C’est ce que tu m’as toujours dit.
Berthe.
Si tu voulais, nos noces se feraient le même jour ;
c’est hier qu’Albert a été nommé professeur de
gymnastique. Depuis cinq ans, nous attendions
ce moment sans espérer qu’il arrivât jamais.
Rachel.
Ainsi, toi, tu n’as plus rien à désirer ?
Berthe.
Non, plus rien au monde. Si tu savais comme tout
me plaît dans notre maison, à cause de lui !

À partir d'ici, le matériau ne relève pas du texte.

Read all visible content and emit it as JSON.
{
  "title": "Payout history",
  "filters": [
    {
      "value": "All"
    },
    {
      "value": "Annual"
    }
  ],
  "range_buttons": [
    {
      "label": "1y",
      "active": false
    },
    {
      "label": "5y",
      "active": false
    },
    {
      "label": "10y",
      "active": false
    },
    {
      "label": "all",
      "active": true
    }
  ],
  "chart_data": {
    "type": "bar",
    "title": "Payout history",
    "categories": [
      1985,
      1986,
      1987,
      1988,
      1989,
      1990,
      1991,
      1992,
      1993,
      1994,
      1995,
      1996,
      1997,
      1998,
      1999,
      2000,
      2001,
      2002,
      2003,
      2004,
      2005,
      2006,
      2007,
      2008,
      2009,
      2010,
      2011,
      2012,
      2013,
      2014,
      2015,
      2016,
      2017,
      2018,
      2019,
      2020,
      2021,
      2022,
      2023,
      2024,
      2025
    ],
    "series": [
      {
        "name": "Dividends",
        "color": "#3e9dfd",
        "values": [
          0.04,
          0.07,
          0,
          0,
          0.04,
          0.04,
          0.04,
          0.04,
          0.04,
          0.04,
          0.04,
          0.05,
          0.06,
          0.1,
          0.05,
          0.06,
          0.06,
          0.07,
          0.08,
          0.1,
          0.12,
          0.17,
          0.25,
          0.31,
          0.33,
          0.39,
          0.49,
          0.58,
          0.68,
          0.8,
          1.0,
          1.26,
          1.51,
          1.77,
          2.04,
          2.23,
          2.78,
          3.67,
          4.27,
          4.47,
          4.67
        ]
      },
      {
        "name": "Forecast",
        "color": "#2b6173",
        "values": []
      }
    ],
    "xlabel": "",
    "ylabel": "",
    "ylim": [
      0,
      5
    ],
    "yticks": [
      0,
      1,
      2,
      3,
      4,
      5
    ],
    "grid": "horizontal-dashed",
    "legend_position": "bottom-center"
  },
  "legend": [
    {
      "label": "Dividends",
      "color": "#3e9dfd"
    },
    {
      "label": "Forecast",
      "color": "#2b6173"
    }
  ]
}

Comme dans toute chose c’est lui que je
retrouve ! Sur le toit, une cigogne a fait
son nid autour de la cheminée, et cela porte
bonheur. Je suis attachée au petit jardin et
aux roses qu’il y a plantées, autant qu’à des
êtres vivants. Ses vieux meubles semblent tous
avoir quelque chose de lui à me raconter ;
quand je serai seule, je parlerai de lui avec
eux, sans rien dire. Tu sais la belle gravure
de la cathédrale de Strasbourg qu’il m’a
donnée ; je l’ai clouée au mur, en face de ma
table à ouvrage ; toutes les fois que je lève
les yeux, c’est elle que je rencontre. Mon
crucifix est de l’autre côté, et ma chambre,
à présent, ressemble à une petite chapelle,
où ma vie se passera à penser à Dieu et à
lui. Au bas de ma fenêtre, il y a un berceau
de chèvrefeuille qui ferme la cour. Jamais mon
cœur n’ira plus loin ; sans me lever, je verrai,
à travers les vitres, tout mon univers.
Rachel.
Tu méritais bien ce bonheur.
Berthe.
Oh ! C’est qu’il est si facile d’être heureuse.